In a recent podcast episode, stack.io CEO Hany Fahim talks about a series of massive Denial of Service (DoS) attacks that sidelined his clients, included ransom letters, and getting a call from the FBI. The Denial of Service attacks led to a denial of sleep for the stack.io team.
It started with a buzzing phone
It was Saturday, October 17, 2015, at 10:30 p.m. Hany’s phone started buzzing. Generally, this isn’t a good sign. stack.io’s monitoring system was informing him that several of their customers’ sites had gone down.
“When your phone buzzes like that your heart tends to skip a few beats,” says Hany.
Welcome to the neighbourhood
Hany uses an every-day analogy to make this technical tale relatable – the local coffee shop. This shop, well-known and loved, represents a web application, and the loyal coffee drinkers are the end-users. The sidewalks, roads, and highways serve as the various networks that people can use to get to the shop. This is the World Wide Web we all know.
Continuing the analogy, the coffee shop has neighbours – a donut shop, burger joint, and barbershop. stack.io can be viewed as the property manager of these businesses..
Hany and his team were up and running quickly to identify and resolve the problem. The coffee shop was being hit by a DoS attack and traffic was up 2,500 percent. That means 25 times the normal numbers.

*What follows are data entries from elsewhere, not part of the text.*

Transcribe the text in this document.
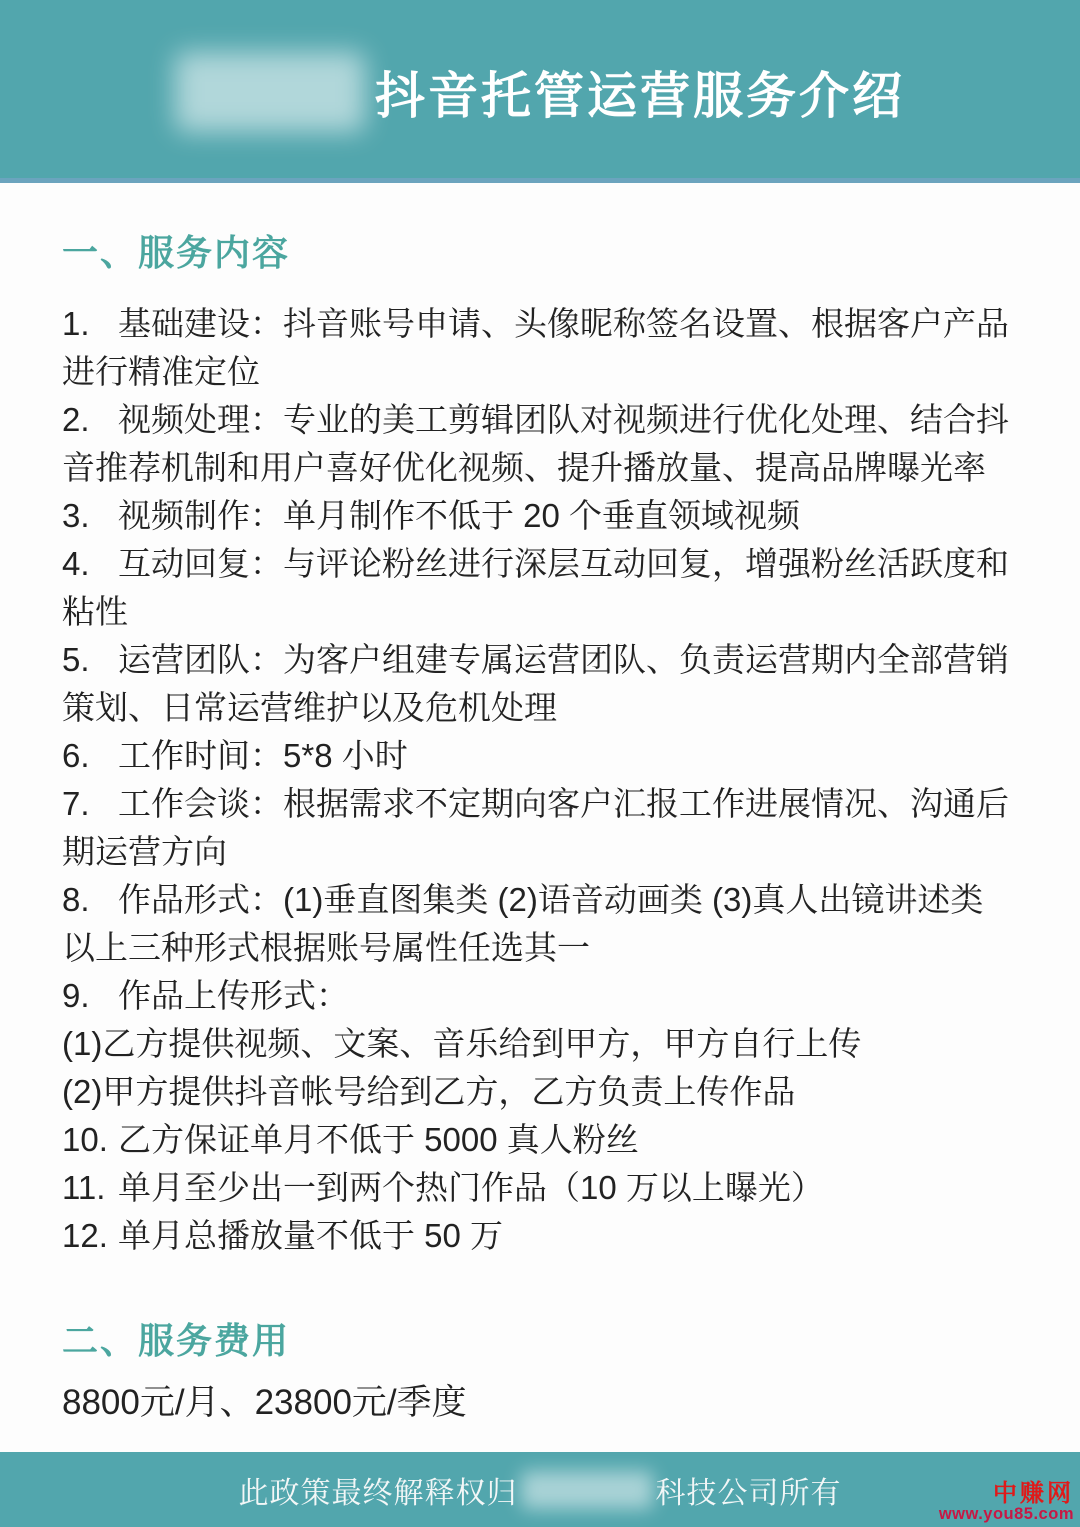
抖音托管运营服务介绍
一、服务内容

1. 基础建设：抖音账号申请、头像昵称签名设置、根据客户产品进行精准定位

2. 视频处理：专业的美工剪辑团队对视频进行优化处理、结合抖音推荐机制和用户喜好优化视频、提升播放量、提高品牌曝光率

3. 视频制作：单月制作不低于 20 个垂直领域视频

4. 互动回复：与评论粉丝进行深层互动回复，增强粉丝活跃度和粘性

5. 运营团队：为客户组建专属运营团队、负责运营期内全部营销策划、日常运营维护以及危机处理

6. 工作时间：5*8 小时

7. 工作会谈：根据需求不定期向客户汇报工作进展情况、沟通后期运营方向

8. 作品形式：(1)垂直图集类 (2)语音动画类 (3)真人出镜讲述类

以上三种形式根据账号属性任选其一

9. 作品上传形式：

(1)乙方提供视频、文案、音乐给到甲方，甲方自行上传

(2)甲方提供抖音帐号给到乙方，乙方负责上传作品

10. 乙方保证单月不低于 5000 真人粉丝

11. 单月至少出一到两个热门作品（10 万以上曝光）

12. 单月总播放量不低于 50 万

二、服务费用
8800元/月、23800元/季度
此政策最终解释权归	科技公司所有	中赚网
www.you85.com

At the coffee shop’s busiest period, it would see about 40 people packed into its small retail space. But the attack meant that it was akin to 1,000 people showing up all at once.
The attack, from Russia, Romania, and Ukraine, lasted only seven minutes, but it took a sleepless night for Hany to figure out the cause.
More security, more buzzing phones
While firewalls were already in place to protect the coffee shop, it was clear more security was needed.
Tuesday, December 8, 2015: Two months later at 3 p.m. – primetime and a bigger attack with traffic increases of 3,000 percent. The coffee shop was spared, but the donut shop bore the brunt of the attack.
Wednesday, January 20, 2016: A third store – the local burger joint – was the target in yet another massive attack, the largest so far, with 12,500 percent more traffic than usual.
Tuesday, January 26, 2016: The coffee shop is hit again. Traffic was up 2,000 percent!
After significant research and financial spend, Hany was able to add new security measures to keep clients safe. But these would take some time to be fully implemented.
For almost two months, the days were uneventful, until things took a turn for the worse on Monday, April 18, 2016. The coffee shop received a ransom letter! Hackers threatened a mammoth DoS attack in seven days unless they were paid a protection fee of 11.41 bitcoins, about $6,000 Canadian dollars (at the time).
What to do? Hany’s team decided that paying the hackers was not an option. It would send a message that they could be bought. Instead, they proceeded with security improvements.
Again, on Friday, April 22, 2016, another attack. This time the coffee shop, donut shop, and burger joint were spared but the local barbershop was overwhelmed with a traffic increase of 4,000 percent.
While this was happening, the burger joint received its own ransom letter, with a hacker threatening to make their customer database public. Sounding remarkably different from the first ransom letter, this one wanted only “a modest consultation fee of $300 US dollars,” and also promised to point out security vulnerabilities in their systems.
The day before the first threatened attack, Sunday, April 24, additional modifications were made to sites.
“Monday. Zero hour. I didn’t get much sleep that night and cancelled all the meetings for the day in anticipation of a day of battle. I remember walking up and down the halls of our office not really knowing what to do with myself,” says Hany.
However, in the end, nothing happened!
Hany’s team had spent three months working on a “scrubber” – a security system that would prevent any further attacks – and it was finally fully implemented.
Hany – tired and grateful – was relieved that his denial of sleep was over.
“I can tell you; I had the best sleep of my life that night,” Hany revealed.
If this wasn’t drama enough, about a year later, the FBI contacted Hany about the attacks. They were looking into similar attacks in the United States that seemed linked. The FBI had a suspect!
When the FBI completed its investigation, the suspected hacker was facing a 17-year prison sentence and a $750,000 fine.